The district serves portions of Orange and Ulster Counties, including the Towns of Newburgh, New Windsor, Crawford and Montgomery in Orange, and Plattekill and Marlborough in Ulster.
He met recently with Town of Montgomery Supervisor Rod Winchell, and offered to help the town improve its infrastructure.
In Marlborough, where residents recently voted down a resolution to sell the former Marlborough Volunteer Ambulance Corps headquarters, Skoufis met with Supervisor Al Lanzetta to discuss plans to create a community center.
In Plattekill, he is working with Town of Newburgh Legislator Leigh Benton (whose district borders the Plattekill line) to assist the fire department in securing access to the New York State Thruway. The fire department is often called to respond to motor vehicle accidents along the Thruway. Though an overpass is located near the firehouse, there is no nearby on/off ramp. Skoufis is looking for state funds to remedy this.
In Crawford there is concern about the integrity of the Pine Bush School District. With a large Hasidic population moving into nearby Bloomingburg, there is a fear that its residents could one day create a voting bloc and dominate the Pine Bush Board of Education. Skoufis is sponsoring legislation to create a ward system to insure that each of the communities that comprise the school district: Pine Bush, Circleville, and Bloomingburg, are represented on the school board.

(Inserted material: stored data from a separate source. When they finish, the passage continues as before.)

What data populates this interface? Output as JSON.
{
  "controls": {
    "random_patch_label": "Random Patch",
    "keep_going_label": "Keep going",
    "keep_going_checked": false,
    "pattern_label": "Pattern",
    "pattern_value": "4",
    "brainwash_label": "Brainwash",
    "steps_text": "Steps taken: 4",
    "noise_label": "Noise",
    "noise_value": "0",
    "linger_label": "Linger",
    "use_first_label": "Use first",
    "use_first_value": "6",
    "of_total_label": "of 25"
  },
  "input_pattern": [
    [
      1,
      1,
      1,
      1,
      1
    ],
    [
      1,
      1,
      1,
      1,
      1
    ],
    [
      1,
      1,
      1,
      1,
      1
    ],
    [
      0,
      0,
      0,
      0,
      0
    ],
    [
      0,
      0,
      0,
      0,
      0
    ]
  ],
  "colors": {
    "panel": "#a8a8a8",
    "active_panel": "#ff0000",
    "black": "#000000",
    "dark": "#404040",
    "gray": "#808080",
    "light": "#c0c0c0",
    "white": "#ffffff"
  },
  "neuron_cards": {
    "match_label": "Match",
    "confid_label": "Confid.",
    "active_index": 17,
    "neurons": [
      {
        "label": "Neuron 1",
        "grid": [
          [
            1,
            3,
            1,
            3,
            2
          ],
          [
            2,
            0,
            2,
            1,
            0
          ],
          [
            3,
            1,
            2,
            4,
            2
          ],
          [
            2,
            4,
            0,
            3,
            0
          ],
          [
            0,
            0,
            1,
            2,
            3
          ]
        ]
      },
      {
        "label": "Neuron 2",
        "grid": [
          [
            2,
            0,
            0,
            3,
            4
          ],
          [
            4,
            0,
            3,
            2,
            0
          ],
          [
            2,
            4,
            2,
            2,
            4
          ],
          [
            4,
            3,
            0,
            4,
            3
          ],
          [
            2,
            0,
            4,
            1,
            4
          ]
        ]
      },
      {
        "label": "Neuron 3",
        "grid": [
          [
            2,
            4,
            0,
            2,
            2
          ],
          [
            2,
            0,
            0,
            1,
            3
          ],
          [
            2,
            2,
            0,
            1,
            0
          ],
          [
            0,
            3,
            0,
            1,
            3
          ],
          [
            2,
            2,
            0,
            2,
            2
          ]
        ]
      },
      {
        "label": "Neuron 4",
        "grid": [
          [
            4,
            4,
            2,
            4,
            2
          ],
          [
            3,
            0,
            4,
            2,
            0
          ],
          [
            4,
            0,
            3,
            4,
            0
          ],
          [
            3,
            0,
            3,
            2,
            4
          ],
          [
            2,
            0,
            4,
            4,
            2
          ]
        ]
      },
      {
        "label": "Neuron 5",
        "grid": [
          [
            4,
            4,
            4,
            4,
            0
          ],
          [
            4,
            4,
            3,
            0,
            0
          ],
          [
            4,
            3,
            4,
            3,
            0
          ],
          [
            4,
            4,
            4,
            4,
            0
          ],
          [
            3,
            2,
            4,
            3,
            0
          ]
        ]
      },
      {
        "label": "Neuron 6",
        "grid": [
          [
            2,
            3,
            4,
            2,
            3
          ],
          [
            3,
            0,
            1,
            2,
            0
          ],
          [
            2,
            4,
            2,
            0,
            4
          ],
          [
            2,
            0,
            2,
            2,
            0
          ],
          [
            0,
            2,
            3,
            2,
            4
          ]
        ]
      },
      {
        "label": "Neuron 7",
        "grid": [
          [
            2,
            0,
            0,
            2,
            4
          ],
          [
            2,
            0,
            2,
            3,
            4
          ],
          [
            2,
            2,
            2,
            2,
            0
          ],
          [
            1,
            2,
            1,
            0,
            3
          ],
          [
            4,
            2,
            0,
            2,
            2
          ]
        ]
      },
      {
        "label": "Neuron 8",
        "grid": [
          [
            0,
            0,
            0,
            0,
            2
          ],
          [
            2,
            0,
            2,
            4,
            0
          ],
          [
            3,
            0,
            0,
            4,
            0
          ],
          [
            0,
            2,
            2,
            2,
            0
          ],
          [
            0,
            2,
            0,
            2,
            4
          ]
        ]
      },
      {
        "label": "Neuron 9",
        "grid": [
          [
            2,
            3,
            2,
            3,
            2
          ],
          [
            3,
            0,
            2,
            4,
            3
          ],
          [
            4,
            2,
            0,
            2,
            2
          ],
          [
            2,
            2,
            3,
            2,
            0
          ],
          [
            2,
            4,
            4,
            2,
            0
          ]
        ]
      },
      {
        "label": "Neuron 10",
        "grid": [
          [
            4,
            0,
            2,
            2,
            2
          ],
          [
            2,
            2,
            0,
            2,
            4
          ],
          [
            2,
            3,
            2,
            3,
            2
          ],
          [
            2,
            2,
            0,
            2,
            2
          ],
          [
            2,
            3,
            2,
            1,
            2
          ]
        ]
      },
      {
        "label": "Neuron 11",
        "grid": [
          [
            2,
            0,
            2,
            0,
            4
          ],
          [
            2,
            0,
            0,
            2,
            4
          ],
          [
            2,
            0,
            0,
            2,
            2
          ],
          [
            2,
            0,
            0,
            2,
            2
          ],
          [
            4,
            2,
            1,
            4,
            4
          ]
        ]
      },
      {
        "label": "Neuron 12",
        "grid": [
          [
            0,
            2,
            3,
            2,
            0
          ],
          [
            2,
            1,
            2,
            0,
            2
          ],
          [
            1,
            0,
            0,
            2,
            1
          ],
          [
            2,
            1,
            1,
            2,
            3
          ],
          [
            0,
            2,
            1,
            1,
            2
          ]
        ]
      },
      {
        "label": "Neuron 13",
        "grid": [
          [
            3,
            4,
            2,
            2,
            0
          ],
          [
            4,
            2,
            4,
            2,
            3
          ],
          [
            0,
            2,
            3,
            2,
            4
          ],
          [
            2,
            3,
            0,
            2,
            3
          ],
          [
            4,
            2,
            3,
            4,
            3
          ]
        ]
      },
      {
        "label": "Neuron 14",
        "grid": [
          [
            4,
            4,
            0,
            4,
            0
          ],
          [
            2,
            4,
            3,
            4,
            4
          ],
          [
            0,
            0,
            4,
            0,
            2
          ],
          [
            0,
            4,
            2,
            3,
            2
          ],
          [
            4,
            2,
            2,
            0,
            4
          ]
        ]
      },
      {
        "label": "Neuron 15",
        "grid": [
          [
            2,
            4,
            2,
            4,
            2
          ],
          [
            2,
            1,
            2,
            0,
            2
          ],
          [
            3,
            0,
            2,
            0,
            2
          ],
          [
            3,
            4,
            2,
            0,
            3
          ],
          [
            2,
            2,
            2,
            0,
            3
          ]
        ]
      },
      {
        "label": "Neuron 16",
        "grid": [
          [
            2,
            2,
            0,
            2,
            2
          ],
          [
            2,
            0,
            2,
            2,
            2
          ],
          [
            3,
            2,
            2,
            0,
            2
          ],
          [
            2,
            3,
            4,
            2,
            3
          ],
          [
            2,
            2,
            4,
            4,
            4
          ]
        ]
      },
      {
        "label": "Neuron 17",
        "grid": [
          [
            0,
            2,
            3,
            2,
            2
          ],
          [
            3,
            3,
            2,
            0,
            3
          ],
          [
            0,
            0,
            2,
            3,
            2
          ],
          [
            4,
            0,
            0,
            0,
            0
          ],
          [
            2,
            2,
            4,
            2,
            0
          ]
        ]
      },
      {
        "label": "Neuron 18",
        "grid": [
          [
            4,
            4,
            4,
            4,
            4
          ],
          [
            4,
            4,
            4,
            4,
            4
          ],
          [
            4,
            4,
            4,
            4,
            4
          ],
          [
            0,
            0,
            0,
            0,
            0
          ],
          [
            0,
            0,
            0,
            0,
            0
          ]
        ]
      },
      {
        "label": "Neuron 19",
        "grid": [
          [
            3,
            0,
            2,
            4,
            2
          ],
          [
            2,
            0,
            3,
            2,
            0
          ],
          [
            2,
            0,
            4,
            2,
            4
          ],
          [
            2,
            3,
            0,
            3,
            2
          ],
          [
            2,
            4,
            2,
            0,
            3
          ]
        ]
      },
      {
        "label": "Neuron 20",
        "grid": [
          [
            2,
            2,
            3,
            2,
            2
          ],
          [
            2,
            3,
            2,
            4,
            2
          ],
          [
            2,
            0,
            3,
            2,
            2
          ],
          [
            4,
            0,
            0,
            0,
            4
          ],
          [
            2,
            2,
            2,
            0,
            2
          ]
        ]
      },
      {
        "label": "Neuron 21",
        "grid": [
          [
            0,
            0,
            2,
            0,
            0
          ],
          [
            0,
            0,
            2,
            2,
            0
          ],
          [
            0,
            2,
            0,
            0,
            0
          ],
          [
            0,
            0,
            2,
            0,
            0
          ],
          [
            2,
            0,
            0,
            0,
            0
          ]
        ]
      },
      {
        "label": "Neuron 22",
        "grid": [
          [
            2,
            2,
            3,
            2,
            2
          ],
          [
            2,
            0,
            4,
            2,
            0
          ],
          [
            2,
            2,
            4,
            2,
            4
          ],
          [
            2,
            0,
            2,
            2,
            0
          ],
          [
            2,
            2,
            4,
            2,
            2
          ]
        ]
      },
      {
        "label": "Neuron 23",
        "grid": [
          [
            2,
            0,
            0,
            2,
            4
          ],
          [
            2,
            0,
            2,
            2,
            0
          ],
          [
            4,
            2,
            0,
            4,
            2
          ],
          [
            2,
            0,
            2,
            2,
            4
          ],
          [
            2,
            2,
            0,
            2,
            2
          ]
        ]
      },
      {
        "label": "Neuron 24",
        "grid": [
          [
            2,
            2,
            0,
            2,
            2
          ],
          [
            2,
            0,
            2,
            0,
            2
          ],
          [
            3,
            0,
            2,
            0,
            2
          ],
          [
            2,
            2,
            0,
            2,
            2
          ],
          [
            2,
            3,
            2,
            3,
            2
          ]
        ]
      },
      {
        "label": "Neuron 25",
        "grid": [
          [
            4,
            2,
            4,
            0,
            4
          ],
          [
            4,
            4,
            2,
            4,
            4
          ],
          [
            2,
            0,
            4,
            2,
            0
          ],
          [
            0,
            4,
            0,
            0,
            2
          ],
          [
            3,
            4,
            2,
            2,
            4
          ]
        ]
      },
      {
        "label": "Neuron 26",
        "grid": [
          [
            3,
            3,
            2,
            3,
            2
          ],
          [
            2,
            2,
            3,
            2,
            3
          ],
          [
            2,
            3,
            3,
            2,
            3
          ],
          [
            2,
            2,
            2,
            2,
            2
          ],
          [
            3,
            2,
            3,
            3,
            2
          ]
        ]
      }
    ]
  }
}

In the Town of Newburgh, money is also needed for infrastructure improvements and there is concern for properties moving off the tax roll. Skoufis favors legislation that would force church-owned vacant lands back on the tax roll after seven year of dormancy. He says that problem also exists in the City of Newburgh as well and would support relief for any community that has a certain percentage of its properties off the tax roll.
And in New Windsor, where Skoufis says he has a good relationship with Supervisor George Green, he is promising to find money to develop new water sources and more funding for the police department. The town is part of three school districts, and Skoufis is looking to provide funding for full-day Kindergarten in the Washingtonville School District.
The process of weeding out corruption and representing the interests of his district is just beginning. He repeated his pledge to make it a bipartisan effort.
“I ran on this,” he says, “I believe this in my core.”